Schmitt, C. N. Z., Winter, A., Bertinetti, L., Masic, A., Strauch, P., & Harrington, M. J. (2015). Mechanical homeostasis of a DOPA-enriched biological coating from mussels in response to metal variation. Journal of the Royal Society Interface, 12(110): 20150466. doi:10.1098/rsif.2015.0466.


Cite as: http://hdl.handle.net/11858/00-001M-0000-0028-966D-0
Abstract
Protein–metal coordination interactions were recently found to function as crucial mechanical cross-links in certain biological materials. Mussels, for example, use Fe ions from the local environment coordinated to DOPA-rich proteins to stiffen the protective cuticle of their anchoring byssal attachment threads. Bioavailability of metal ions in ocean habitats varies significantly owing to natural and anthropogenic inputs on both short and geological spatio-temporal scales leading to large variations in byssal thread metal composition; however, it is not clear how or if this affects thread performance. Here, we demonstrate that in natural environments mussels can opportunistically replace Fe ions in the DOPA coordination complex with V and Al.

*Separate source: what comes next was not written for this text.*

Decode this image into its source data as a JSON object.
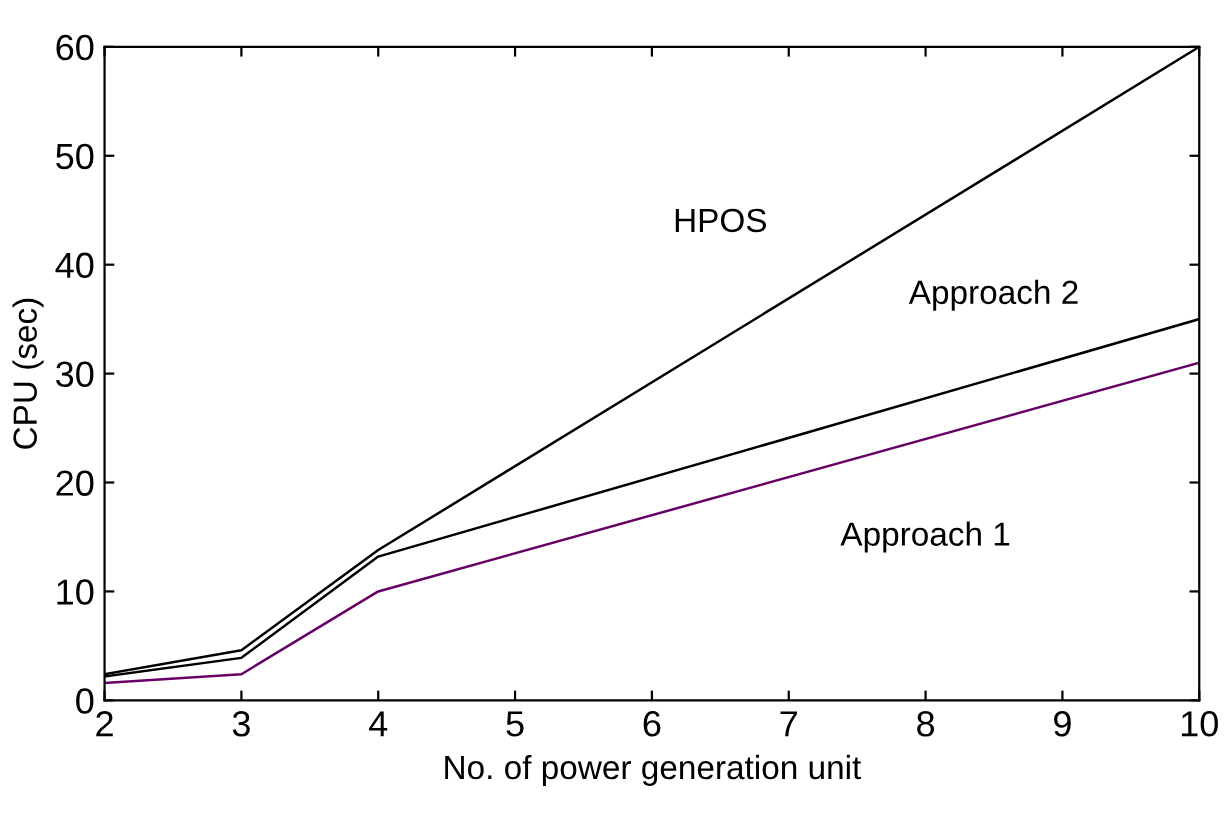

In vitro removal of the native DOPA–metal complexes with ethylenediaminetetraacetic acid and replacement with either Fe or V does not lead to statistically significant changes in cuticle performance, indicating that each metal ion is equally sufficient as a DOPA cross-linking agent, able to account for nearly 85% of the stiffness and hardness of the material. Notably, replacement with Al ions also leads to full recovery of stiffness, but only 82% recovery of hardness. These findings have important implications for the adaptability of this biological material in a dynamically changing and unpredictable habitat.